Without vertical bars, nothing special happens. This might be useful
to comment on the formal rules above or below.
|[parref]|Each vertical bar takes an optional argument. |If
given, it is used as a label. |[sentref]For example, this is
sentence~\ref{sentref} of paragraph~\ref{parref}.
\end{document}
I use the fact that after a \par
we're in vertical mode to distinguish the two uses of |
. But then we need to explicitly \leavevmode
, since the beginning of a paragraph itself does not insert material causing us to switch to horizontal mode. If you want to be able to reference both whole paragraphs and single sentences, we need the double ||
at the start of each paragraph (they might both have an optional argument). If you never need to reference whole paragraphs, it's easy to change the syntax so that only a single |
is needed at the start of a paragraph; in fact, it would be much simpler, since |
could be implemented as a single macro with optional argument (which, when in \ifvmode
, steps the paragraph counter before doing the other stuff).
Added I avoided using \everypar
since it's not very reliable if lots of other things are happening. However, wrapping stuff in an environment might allow one to use \everypar
and provide a simpler syntax. The biggest problem is really to allow the use of labels; we have to tell LaTeX when and how to look for a label.

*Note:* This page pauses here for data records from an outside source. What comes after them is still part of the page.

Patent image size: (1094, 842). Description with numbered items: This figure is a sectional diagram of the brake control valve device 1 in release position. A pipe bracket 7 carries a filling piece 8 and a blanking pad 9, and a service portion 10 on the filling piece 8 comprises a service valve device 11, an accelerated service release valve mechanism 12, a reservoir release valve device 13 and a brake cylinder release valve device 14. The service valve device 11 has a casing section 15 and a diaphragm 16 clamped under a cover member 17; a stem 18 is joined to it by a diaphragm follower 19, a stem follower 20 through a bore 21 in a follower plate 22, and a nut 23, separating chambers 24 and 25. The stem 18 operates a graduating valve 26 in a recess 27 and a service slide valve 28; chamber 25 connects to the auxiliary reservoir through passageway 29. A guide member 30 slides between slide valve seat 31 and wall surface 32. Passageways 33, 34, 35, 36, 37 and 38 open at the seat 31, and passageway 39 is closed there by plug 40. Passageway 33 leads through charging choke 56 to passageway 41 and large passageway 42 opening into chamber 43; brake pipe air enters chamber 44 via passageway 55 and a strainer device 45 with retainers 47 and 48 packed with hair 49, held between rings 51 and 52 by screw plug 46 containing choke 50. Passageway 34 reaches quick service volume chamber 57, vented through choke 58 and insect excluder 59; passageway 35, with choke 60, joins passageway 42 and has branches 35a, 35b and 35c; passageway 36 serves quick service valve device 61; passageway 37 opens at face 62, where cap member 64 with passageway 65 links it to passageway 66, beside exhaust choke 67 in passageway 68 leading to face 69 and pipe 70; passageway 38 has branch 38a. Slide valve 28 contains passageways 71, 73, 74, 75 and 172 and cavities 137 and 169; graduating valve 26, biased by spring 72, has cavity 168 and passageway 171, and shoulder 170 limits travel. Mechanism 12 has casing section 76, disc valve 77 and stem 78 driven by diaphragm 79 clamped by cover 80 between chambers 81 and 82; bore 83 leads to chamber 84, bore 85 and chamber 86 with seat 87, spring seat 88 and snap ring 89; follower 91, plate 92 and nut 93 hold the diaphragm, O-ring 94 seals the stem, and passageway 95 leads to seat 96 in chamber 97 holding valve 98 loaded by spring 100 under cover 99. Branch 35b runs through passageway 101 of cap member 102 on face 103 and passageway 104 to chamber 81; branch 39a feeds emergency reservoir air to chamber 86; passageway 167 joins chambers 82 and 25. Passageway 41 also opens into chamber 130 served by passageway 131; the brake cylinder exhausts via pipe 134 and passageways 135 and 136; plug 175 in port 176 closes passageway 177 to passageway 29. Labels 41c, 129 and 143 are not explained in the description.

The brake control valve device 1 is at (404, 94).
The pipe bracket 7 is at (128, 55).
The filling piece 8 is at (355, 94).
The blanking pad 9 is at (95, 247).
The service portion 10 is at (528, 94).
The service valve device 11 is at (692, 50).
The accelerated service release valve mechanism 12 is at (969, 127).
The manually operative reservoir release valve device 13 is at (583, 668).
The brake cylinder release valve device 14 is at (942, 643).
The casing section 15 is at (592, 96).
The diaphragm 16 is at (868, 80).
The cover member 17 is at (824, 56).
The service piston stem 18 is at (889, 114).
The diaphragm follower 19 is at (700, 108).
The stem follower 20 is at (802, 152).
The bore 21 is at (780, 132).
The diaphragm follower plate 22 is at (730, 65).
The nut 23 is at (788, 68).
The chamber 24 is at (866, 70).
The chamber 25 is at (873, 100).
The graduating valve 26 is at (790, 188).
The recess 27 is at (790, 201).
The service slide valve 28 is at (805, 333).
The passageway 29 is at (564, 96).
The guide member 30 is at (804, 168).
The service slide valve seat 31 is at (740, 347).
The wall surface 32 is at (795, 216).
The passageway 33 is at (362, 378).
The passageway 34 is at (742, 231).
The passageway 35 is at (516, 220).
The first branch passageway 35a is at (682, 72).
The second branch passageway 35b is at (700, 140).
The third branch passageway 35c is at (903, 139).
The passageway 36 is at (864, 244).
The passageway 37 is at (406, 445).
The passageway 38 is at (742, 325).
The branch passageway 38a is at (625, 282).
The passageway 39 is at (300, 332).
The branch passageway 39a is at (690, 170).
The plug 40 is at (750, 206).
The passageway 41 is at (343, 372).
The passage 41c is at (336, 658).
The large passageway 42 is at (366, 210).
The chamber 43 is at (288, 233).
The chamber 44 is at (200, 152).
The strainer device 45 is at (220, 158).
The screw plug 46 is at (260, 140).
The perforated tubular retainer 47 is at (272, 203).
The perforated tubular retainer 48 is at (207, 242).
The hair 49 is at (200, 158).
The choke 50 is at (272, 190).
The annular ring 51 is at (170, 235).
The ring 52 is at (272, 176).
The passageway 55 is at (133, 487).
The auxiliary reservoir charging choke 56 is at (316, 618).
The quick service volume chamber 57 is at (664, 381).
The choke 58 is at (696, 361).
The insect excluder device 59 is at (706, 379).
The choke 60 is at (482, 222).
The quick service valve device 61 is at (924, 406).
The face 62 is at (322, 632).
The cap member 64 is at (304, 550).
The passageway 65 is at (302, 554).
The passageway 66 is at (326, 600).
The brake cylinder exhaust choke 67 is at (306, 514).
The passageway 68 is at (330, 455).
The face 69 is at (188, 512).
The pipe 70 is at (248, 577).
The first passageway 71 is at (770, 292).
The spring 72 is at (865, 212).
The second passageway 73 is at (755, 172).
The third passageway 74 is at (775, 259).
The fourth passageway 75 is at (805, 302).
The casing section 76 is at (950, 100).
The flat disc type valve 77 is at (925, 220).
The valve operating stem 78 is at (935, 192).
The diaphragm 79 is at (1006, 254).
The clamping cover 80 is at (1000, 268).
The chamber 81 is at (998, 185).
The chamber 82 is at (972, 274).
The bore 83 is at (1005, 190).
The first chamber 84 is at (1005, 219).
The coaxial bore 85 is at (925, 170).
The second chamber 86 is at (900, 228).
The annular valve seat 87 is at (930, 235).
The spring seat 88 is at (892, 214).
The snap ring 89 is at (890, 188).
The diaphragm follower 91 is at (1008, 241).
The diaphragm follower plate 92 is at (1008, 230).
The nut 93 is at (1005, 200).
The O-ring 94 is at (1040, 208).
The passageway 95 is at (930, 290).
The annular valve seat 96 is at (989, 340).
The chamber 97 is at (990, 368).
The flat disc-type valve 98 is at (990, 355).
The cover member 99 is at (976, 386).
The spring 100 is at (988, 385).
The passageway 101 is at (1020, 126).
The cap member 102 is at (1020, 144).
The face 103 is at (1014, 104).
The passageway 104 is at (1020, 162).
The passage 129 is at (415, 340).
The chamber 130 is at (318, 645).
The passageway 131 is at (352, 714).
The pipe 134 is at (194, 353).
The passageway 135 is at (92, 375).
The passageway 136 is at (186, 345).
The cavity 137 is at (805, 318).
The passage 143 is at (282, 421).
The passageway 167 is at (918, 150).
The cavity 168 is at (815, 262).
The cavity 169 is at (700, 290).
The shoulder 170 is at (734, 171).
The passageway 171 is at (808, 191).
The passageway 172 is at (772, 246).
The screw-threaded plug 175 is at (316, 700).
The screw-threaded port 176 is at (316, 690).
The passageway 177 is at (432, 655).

Not easily1 with TeX or LaTeX or anything else.
The problem is what is generally known in natural language processing as Sentence boundary disambiguation
Sentence boundary identification is difficult because punctuation marks are often ambiguous. A period may denote an abbreviation, decimal point, an ellipsis, or an email address - not the end of a sentence. In addition sentences can end by exclamation marks or question marks.
A better approach is to pre-process the file outside TeX. The NLTK written in Python might be a starting point.
1 not easily meaning, if you devote a good chunk of your time you may be able to define a TeX parser to capture 95% of cases using TeX.
Obviously Yiannis is right.
However, if you can live with a trade-off then you can perhaps just redefine the macros \\
and \par
(which is implicitly inserted whenever you leave an empty line) and write your sentences like this:
First sentence.\\
Second sentence.\\
Third sentence.
And end up with:
1.1 First sentence. 1.2 Second sentence.
2.1 Third sentence.
This requires two counters, one counting the sentences and one counting the paragraphs.